A piece of experimental research requires at least three kinds of work: planning of experiments, performance of the experiments and interpretation of the results. Only the middle stage involves laboratory work, and it is on this that traditional biochemical practical teaching concentrates. This simulation permits the student to obtain realistic results very rapidly simulating the enzyme-catalysed reactions, and so allows many cycles of plan, experiment and interpretation over a short time. Its educational objectives are: (i) to enable the students to answer for themselves some of the fundamental questions of enzyme kinetics, (ii) to give students experience in dealing, step by step, with an initially, quite unknown system; (iii) to provide experience in the interpretation of data.
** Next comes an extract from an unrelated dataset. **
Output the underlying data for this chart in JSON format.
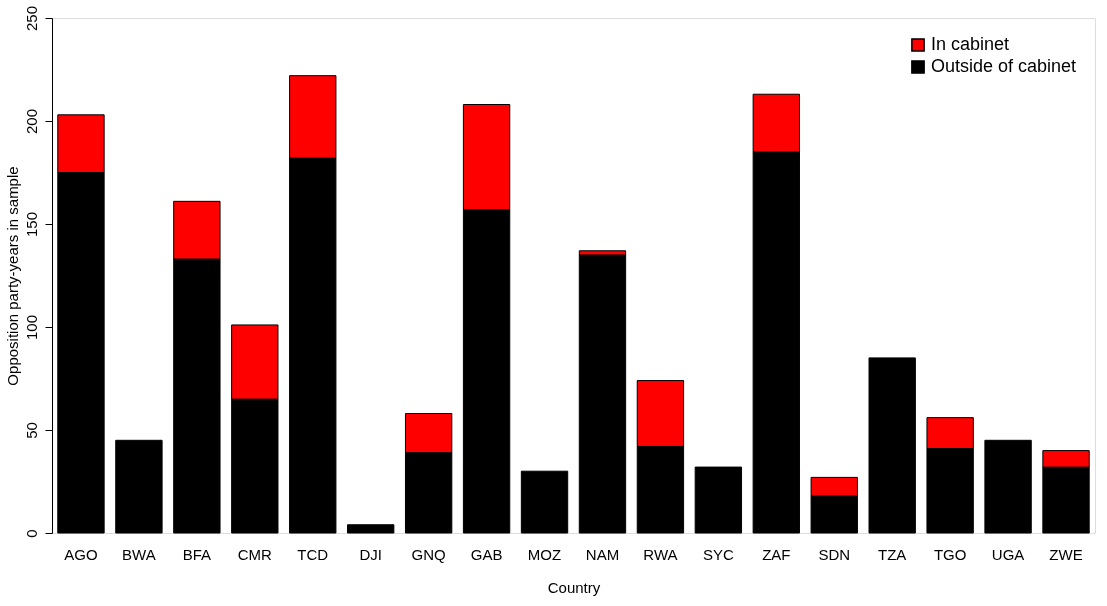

The results from any investigation they have planned seem more real than tables of data from a book and the need to use the results in planning the next investigation encourages students to extract the meaning quickly; and optionally, (iv) to introduce students to some more complex situations in enzyme kinetics, such as substrate inhibition, co-operativity and the influence of the cofactor.

The aim of this simulation is to focus students' attention on the physical model used to 'explain' the observations in a way that, because of the mathematics involved, is not simple to do without a computer. The simulation focuses on some of the assumptions - nearly always made, but hardly ever mentioned - in one particular example: diffraction and interference of radiation. But it draws students' attention to some of the usually hidden features of the model used in this particular example encouraging a more thoughtful and critical awareness of the role of models in physics. The simulation calculates the intensity due to the superposition of radiation from two point sources or two slits. It does exactly what the superposition model requires: it adds the wave amplitudes due to each point source (or each element of each slit) without using trigonometrical relationships or approximations. This means that the simulation can be used for a wide range of geometries. It is not restricted, as is the familiar treatment of Young's experiment, to situations where small angle approximations can be made. The user can choose the complexity of the model being used, and is asked to compare the predictions of the model with experimental observations.

Most physics courses include some work on evidence for the nuclear atom, and reference to the 'Rutherford' scattering experiment. To compensate for the fact that the experiment cannot be done in schools or colleges various alternatives have been devised. This simulation can supplement the battery of teaching aids already available. Its educational objectives include some that are not possible in more traditional teaching. There are three options in the simulation: (i) 'Marbles' are scattered by hard, massive targets of regular shape. By the scattering produced students can infer the shape and size of the target; (ii) the particles are scattered by a hard object or by an 'inverse square scatterer'. In the latter case the particle's energy has an effect on the scattering produced and the 'size' of the scattering object depends on the energy of the probing particles; (iii) a simulation of the scattering of alpha particles by a thin foil based on a simple model of the nucleus. Students can vary parameters (metal, foil thickness, energy of alpha particles) and are asked to decide, on the basis of their own 'experiments', whether a hard sphere or inverse square scattering model of the nucleus was used.